Subject: Comparing heaps of beans
Path: your-brain!your-host!ihnp4!kremvax!plovergw!shitpost!mjd
Date: 2017-12-22T16:15:41
Newsgroup: talk.mjd.math-se-shitposting
Message-ID: <4b8dab90744a625e@shitpost.plover.com>
Content-Type: text/shitpost

An earlier shitty post on this shitty blog offered a simple method for proving that !!2^{50} < 3^{33}!! without calculating the values:

Take a heap of red beans of size !!2^{50}!! and a heap of navy beans of size !!3^{33}!!. Repeatedly remove one bean from each pile until the red pile is exhausted. At that point some navy beans will remain and the claim is proved.

Katara very correctly observed that this is incomplete, because it may not be clear how to carry out the instruction “take a heap of red beans of size…”.

But there is a solution!

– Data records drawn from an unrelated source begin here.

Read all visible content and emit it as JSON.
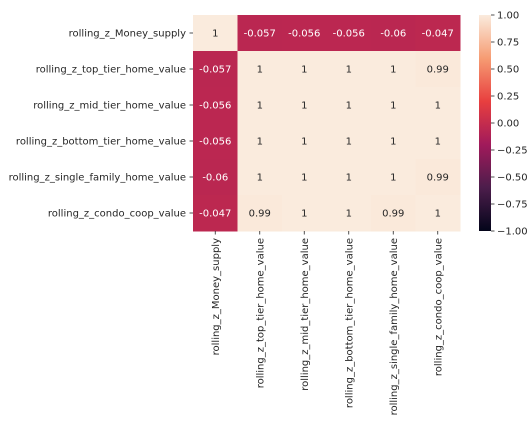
{
  "chart_data": {
    "type": "heatmap",
    "row_labels": [
      "rolling_z_Money_supply",
      "rolling_z_top_tier_home_value",
      "rolling_z_mid_tier_home_value",
      "rolling_z_bottom_tier_home_value",
      "rolling_z_single_family_home_value",
      "rolling_z_condo_coop_value"
    ],
    "col_labels": [
      "rolling_z_Money_supply",
      "rolling_z_top_tier_home_value",
      "rolling_z_mid_tier_home_value",
      "rolling_z_bottom_tier_home_value",
      "rolling_z_single_family_home_value",
      "rolling_z_condo_coop_value"
    ],
    "values": [
      [
        1,
        -0.057,
        -0.056,
        -0.056,
        -0.06,
        -0.047
      ],
      [
        -0.057,
        1,
        1,
        1,
        1,
        0.99
      ],
      [
        -0.056,
        1,
        1,
        1,
        1,
        1
      ],
      [
        -0.056,
        1,
        1,
        1,
        1,
        1
      ],
      [
        -0.06,
        1,
        1,
        1,
        1,
        0.99
      ],
      [
        -0.047,
        0.99,
        1,
        1,
        0.99,
        1
      ]
    ],
    "annotations": [
      [
        "1",
        "-0.057",
        "-0.056",
        "-0.056",
        "-0.06",
        "-0.047"
      ],
      [
        "-0.057",
        "1",
        "1",
        "1",
        "1",
        "0.99"
      ],
      [
        "-0.056",
        "1",
        "1",
        "1",
        "1",
        "1"
      ],
      [
        "-0.056",
        "1",
        "1",
        "1",
        "1",
        "1"
      ],
      [
        "-0.06",
        "1",
        "1",
        "1",
        "1",
        "0.99"
      ],
      [
        "-0.047",
        "0.99",
        "1",
        "1",
        "0.99",
        "1"
      ]
    ],
    "colorbar": {
      "vmin": -1.0,
      "vmax": 1.0,
      "ticks": [
        1.0,
        0.75,
        0.5,
        0.25,
        0.0,
        -0.25,
        -0.5,
        -0.75,
        -1.0
      ],
      "tick_labels": [
        "1.00",
        "0.75",
        "0.50",
        "0.25",
        "0.00",
        "−0.25",
        "−0.50",
        "−0.75",
        "−1.00"
      ],
      "colormap": "rocket",
      "colormap_stops": [
        "#03051a",
        "#4c1d4b",
        "#a11a5b",
        "#e83f3f",
        "#f69c73",
        "#faebdd"
      ]
    },
    "title": "",
    "xlabel": "",
    "ylabel": ""
  }
}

Start with a heap of 32 red beans. Now double the size of the heap by adding one bean for each bean already in the heap; this can be done without any calculation or even counting:

  while any beans remain in the heap:
      transfer one bean to a secondary heap
      add a new bean to the secondary heap

You now have a heap of !!2^6!! beans. Repeat this doubling process 44 more times. One can similarly construct a heap of !!3^{33}!! navy beans without calculation.

This assumes that we can count as far as 44, which I think is not too unreasonable; I myself can usually get as far as 50 or even 65 on a good day. But if not, workarounds are available.

I will continue to resist the temptation to suggest that there is a deep and subtle point lurking here.